The first time I sat in a wheelchair, my physical therapist took me to a room called the solarium, a large area on the hospital roof with windows, allowing me to see downtown Cheyenne.

The moment I felt the sun’s warm embrace on my skin was amazing. I realized I hadn’t felt sun in 15 days. The simple act of feeling the sunshine was a sensation I never thought I would miss so much.

As the days turned into weeks, I progressively regained more body functions through physical therapy. I was able to brush my hair and teeth by myself. Transferring from the bed to my wheelchair became easier. I was able to eat my food without help from a nurse.

On Dec. 31, 2012, my doctors discharged me. After 51 days, I was going home to my family.

As the time got closer to my release date, I made sure to take pictures with many of the nurses to whom I’d grown close. They had become the surrogate family I needed while I was in the hospital.

Since then, adjusting to everyday life has been an obstacle.

Just as P!nk relates in her song: “Funny how the heart can be deceiving, more than just a couple times. Why do we fall in love so easy, even when it’s not right?”

Falling, getting back up, laughing it off

I have moments when I feel as if I can walk without constantly thinking about keeping my leg straight. Then, as soon as the thought passes through my head, I fall to the floor. During the moments I’m lying on my back, I think of how happy I was not to think about my leg for those few seconds even if it did cause me to fall. Then it’s time to get back up and laugh it off.

I don’t want the people around me to see how much the fall affects me.

Again, I relate to the lyrics “Ever worried that it might be ruined, and does it make you wanna cry? When you’re out there doing what you’re doing, are you just getting by?”

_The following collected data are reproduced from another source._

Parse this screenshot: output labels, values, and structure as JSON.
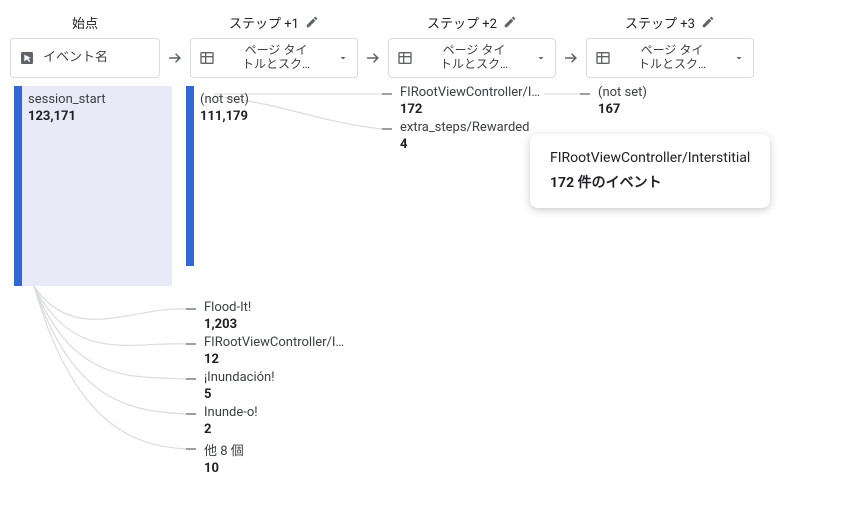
{
  "headers": {
    "start": "始点",
    "step1": "ステップ +1",
    "step2": "ステップ +2",
    "step3": "ステップ +3"
  },
  "selectors": {
    "start_label": "イベント名",
    "page_label_line1": "ページ タイ",
    "page_label_line2": "トルとスク…"
  },
  "col0": {
    "item0": {
      "label": "session_start",
      "value": "123,171"
    }
  },
  "col1": {
    "item0": {
      "label": "(not set)",
      "value": "111,179"
    },
    "item1": {
      "label": "Flood-It!",
      "value": "1,203"
    },
    "item2": {
      "label": "FIRootViewController/I…",
      "value": "12"
    },
    "item3": {
      "label": "¡Inundación!",
      "value": "5"
    },
    "item4": {
      "label": "Inunde-o!",
      "value": "2"
    },
    "more": {
      "label": "他 8 個",
      "value": "10"
    }
  },
  "col2": {
    "item0": {
      "label": "FIRootViewController/I…",
      "value": "172"
    },
    "item1": {
      "label": "extra_steps/Rewarded",
      "value": "4"
    }
  },
  "col3": {
    "item0": {
      "label": "(not set)",
      "value": "167"
    }
  },
  "tooltip": {
    "title": "FIRootViewController/Interstitial",
    "subtitle": "172 件のイベント"
  },
  "chart_data": {
    "type": "other",
    "title": "Sankey / path exploration",
    "series": [
      {
        "name": "始点",
        "nodes": [
          {
            "label": "session_start",
            "value": 123171
          }
        ]
      },
      {
        "name": "ステップ +1",
        "nodes": [
          {
            "label": "(not set)",
            "value": 111179
          },
          {
            "label": "Flood-It!",
            "value": 1203
          },
          {
            "label": "FIRootViewController/I…",
            "value": 12
          },
          {
            "label": "¡Inundación!",
            "value": 5
          },
          {
            "label": "Inunde-o!",
            "value": 2
          },
          {
            "label": "他 8 個",
            "value": 10
          }
        ]
      },
      {
        "name": "ステップ +2",
        "nodes": [
          {
            "label": "FIRootViewController/I…",
            "value": 172
          },
          {
            "label": "extra_steps/Rewarded",
            "value": 4
          }
        ]
      },
      {
        "name": "ステップ +3",
        "nodes": [
          {
            "label": "(not set)",
            "value": 167
          }
        ]
      }
    ]
  }
}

It is now a constant cycle of self-loathing and self-reassuring that life will get better. My body has come to a point where it can heal only so much, and I must learn what I can do.

During the summer months, I found I could still swim well, granting me a welcomed feeling of normalcy.

More than a year has passed since the accident, and each day I am thankful for the life I am able to live. My doctor has told me multiple times 95 percent of ejected victims don’t survive. I am one of the few lucky survivors.

In the long term, I will most likely experience the normal aches and pain of aging sooner than most, but I have people in my life who believe in me.

P!nk’s song continues to motivate me every day:

“Where there is desire, there’s going to be a flame. Where there’s a flame, someone’s bound to get burned. But just because it burns, doesn’t mean you’re gonna die. You gotta get up and try.”

Seatbelts saves life; don’t repeat my mistake.